PROVIDENCE, R.I. [Brown University] — After spending nearly a year working for Legal Aid of NorthWest Texas, rising Brown University junior Mia Reiland knew she wanted to make an impact in the field of legal services for Native Americans.
To help set her on that path, Reiland applied to the Leadership Alliance Summer Research Early Identification Program, which provides research opportunities at leading colleges and universities with a focus on reaching students from backgrounds historically underrepresented in research fields and higher education.
This summer, she is among 400 students from schools across the country participating in Leadership Alliance programs, where they are conducting research and exploring pathways to doctoral degrees and research careers in academia, the public sector and industry.
Founded at Brown in 1992, the Leadership Alliance has grown into a consortium of over 30 institutions nationally — from Brown to Harvard University to the University of Miami to historically Black colleges and universities such as Tougaloo College and Morehouse College.
Reiland is participating in Columbia University’s cohort of the Leadership Alliance Summer Research Early Identification Program in New York, where she is engaged in a research project through Columbia’s history department studying Indigenous migration patterns to cities, with a focus on Indigenous communities in Dallas and Minneapolis.
“I had really enjoyed the research aspect of my work at the Legal Aid, and the work I’m doing at Columbia allows me to take those skills but apply them to a new topic,” said Reiland, who is concentrating in urban studies and sociology at Brown.
Leadership Alliance participants engage in research across all disciplines, including biomedical engineering, environmental science, social sciences, ecology and evolutionary biology and more — all while learning about graduate studies, research careers and strategies to successfully apply to graduate school programs, according to Samantha Andersen, the Leadership Alliance’s coordinator of undergraduate programs.

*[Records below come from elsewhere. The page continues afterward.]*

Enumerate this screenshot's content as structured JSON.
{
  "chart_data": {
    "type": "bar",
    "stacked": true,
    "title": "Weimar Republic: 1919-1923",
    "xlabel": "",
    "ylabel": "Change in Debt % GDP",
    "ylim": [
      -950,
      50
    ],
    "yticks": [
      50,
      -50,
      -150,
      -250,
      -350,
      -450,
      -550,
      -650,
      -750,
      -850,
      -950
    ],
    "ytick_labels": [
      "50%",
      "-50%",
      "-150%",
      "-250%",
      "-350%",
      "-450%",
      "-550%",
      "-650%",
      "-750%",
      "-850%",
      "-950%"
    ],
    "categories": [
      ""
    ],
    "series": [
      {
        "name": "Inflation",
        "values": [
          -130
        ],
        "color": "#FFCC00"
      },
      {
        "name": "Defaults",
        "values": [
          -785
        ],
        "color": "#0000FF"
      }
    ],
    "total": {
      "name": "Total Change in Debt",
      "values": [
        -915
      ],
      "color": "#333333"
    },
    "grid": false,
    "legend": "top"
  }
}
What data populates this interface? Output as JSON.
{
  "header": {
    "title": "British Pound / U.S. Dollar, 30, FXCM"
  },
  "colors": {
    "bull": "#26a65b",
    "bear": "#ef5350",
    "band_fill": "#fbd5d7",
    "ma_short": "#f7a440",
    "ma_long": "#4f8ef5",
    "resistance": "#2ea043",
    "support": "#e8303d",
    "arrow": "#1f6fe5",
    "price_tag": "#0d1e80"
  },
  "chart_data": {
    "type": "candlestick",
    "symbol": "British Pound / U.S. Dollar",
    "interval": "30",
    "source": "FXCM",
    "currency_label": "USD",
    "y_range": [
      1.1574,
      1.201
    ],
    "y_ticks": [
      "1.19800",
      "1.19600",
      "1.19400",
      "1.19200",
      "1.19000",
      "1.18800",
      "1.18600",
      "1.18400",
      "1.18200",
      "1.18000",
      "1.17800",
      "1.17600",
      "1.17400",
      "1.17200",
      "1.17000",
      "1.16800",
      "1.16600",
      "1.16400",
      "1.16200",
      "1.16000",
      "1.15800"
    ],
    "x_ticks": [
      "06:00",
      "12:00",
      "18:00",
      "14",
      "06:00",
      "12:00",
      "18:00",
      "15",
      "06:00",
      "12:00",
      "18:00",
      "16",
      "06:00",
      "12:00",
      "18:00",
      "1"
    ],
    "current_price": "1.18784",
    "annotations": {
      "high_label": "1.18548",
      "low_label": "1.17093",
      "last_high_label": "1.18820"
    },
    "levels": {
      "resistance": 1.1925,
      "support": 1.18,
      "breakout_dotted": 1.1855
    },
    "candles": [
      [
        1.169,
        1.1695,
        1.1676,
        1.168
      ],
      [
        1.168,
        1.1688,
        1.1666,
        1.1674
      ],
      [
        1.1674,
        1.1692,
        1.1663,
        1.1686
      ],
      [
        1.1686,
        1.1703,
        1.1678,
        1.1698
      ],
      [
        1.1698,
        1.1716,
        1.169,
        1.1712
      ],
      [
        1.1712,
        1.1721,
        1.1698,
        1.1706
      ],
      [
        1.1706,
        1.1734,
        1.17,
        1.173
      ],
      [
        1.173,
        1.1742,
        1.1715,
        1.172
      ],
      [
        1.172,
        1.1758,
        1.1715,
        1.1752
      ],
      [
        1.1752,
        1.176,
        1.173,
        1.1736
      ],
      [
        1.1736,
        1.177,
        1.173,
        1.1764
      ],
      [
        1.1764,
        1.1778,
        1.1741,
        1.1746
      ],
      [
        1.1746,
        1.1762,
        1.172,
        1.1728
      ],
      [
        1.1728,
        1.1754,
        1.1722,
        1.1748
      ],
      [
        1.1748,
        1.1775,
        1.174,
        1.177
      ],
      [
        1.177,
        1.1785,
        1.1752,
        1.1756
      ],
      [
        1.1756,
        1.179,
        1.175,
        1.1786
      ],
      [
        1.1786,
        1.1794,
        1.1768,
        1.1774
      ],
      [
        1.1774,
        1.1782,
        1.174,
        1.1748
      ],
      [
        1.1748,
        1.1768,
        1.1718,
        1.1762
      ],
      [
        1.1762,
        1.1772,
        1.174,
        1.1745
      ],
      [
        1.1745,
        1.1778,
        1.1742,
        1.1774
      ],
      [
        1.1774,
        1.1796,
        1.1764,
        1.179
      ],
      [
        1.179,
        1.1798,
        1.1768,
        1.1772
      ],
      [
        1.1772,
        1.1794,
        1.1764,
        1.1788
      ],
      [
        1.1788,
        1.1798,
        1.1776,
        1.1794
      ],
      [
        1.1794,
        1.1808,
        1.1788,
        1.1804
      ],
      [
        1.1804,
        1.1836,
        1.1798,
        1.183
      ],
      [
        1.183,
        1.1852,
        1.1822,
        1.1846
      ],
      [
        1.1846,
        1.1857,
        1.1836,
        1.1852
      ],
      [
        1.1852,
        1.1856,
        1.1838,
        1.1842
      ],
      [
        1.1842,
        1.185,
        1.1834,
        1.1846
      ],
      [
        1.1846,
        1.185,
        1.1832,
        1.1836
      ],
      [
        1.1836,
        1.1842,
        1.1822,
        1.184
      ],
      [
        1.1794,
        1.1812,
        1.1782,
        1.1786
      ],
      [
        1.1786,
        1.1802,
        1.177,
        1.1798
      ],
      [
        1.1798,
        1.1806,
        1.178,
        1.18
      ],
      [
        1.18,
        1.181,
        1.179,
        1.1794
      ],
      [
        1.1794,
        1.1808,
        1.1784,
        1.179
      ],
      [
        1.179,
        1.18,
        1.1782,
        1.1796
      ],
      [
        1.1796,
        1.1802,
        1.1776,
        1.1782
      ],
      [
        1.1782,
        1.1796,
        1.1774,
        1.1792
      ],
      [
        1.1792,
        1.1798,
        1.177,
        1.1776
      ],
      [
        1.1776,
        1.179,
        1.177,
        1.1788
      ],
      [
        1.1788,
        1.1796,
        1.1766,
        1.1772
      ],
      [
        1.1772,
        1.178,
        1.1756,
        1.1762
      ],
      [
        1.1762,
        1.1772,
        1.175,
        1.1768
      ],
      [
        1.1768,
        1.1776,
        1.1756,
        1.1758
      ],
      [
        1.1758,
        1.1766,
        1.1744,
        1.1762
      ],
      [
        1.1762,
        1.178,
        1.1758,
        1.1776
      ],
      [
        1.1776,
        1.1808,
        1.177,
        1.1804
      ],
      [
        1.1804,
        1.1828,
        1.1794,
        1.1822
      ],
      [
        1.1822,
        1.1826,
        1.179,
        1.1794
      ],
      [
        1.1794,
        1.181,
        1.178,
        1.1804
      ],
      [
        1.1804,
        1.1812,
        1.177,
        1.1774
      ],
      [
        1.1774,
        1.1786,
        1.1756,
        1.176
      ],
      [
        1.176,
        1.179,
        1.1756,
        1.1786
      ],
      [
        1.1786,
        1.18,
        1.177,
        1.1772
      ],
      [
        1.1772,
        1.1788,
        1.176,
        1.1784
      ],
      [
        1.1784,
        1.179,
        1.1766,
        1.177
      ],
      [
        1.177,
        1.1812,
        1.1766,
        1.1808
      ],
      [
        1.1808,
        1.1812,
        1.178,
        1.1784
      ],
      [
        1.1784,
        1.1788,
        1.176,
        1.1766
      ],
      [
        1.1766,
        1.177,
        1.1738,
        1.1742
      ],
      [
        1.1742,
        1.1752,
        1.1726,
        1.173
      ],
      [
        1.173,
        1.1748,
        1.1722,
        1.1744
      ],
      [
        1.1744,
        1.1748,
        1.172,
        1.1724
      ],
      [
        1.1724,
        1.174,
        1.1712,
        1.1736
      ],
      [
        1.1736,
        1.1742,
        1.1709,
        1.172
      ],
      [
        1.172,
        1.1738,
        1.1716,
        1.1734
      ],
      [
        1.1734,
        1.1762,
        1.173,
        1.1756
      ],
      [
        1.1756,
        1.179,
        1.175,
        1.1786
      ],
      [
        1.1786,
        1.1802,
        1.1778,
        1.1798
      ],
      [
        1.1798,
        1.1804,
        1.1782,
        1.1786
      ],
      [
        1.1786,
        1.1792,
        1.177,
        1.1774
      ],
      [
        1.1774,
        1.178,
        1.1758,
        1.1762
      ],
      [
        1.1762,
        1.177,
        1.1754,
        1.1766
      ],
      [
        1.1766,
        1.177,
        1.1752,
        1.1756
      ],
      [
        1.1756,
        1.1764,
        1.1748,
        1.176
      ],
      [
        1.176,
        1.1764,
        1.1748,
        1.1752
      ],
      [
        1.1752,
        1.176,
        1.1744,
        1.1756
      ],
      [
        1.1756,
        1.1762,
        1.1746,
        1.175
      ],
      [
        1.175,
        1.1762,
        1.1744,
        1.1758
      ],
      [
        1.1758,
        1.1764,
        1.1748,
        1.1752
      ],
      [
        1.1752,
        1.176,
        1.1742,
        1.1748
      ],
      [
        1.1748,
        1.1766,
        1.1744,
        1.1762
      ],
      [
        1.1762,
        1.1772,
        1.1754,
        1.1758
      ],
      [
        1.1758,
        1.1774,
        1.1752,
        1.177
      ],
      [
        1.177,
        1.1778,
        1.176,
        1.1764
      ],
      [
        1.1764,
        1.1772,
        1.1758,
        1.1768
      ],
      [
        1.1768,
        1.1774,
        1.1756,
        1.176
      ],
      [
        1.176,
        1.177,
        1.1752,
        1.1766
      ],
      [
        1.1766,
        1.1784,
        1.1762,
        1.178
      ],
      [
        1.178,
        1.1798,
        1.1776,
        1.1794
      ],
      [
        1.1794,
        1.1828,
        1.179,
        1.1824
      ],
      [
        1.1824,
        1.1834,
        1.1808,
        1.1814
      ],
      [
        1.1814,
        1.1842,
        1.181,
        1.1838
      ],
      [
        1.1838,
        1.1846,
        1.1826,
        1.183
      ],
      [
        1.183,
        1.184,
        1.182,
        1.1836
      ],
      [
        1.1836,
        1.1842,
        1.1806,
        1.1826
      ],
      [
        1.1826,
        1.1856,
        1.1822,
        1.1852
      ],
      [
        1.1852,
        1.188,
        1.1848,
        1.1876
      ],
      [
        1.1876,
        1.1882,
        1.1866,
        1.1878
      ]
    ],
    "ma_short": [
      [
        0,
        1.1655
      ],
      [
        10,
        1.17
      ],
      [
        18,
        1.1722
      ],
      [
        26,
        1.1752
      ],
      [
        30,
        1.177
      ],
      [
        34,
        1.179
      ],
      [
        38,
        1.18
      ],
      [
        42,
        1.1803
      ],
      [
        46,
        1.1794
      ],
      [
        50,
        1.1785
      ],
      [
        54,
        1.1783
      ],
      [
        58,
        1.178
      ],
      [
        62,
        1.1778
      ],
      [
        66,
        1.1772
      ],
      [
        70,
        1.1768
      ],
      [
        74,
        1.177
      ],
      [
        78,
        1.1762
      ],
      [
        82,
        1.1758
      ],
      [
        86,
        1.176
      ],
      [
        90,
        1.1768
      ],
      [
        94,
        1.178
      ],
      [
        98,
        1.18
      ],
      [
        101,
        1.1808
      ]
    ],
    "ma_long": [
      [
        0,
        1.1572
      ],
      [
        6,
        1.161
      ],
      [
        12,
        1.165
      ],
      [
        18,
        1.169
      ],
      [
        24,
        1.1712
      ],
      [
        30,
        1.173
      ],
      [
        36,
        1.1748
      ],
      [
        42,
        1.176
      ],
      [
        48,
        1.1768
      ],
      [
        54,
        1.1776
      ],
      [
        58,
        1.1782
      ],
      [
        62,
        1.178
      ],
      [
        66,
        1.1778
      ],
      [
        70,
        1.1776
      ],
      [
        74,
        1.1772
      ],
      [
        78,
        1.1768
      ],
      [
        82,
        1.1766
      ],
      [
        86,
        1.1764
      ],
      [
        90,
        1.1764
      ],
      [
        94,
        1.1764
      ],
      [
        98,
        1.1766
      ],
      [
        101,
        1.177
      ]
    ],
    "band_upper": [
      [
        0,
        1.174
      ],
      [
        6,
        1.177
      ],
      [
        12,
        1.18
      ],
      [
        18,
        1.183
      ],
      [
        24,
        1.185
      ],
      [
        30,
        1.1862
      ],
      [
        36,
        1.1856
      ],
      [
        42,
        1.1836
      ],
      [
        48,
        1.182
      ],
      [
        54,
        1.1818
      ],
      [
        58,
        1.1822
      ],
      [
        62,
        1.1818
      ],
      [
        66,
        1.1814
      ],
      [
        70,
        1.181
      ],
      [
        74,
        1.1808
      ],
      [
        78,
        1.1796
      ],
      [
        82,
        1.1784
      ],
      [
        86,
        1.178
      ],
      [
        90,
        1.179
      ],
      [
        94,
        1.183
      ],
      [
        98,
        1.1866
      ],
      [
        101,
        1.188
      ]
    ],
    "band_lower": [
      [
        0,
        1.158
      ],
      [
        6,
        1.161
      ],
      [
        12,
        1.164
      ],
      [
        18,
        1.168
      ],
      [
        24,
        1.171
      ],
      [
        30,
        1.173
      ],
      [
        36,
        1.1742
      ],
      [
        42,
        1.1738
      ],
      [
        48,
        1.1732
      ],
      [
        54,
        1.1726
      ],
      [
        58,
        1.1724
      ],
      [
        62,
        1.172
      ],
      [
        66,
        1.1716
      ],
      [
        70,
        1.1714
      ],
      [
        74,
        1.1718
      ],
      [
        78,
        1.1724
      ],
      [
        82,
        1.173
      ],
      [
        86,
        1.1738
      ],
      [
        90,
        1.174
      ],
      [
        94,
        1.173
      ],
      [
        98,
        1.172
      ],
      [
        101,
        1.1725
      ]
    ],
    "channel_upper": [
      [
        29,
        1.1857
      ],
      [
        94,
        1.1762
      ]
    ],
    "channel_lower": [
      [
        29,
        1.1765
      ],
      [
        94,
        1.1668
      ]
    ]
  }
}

“The Leadership Alliance really allows students to build both personal and professional connections with their faculty mentors and other students within the program,” Andersen said.
Originally established by Vartan Gregorian, who served as Brown’s president from 1989 to 1997, the Leadership Alliance’s executive office is still housed at Brown. And the University has the largest cohort of any participating institution, welcoming 70 students to campus this summer from 50 different U.S. colleges and universities for the nine-week summer program, Andersen said.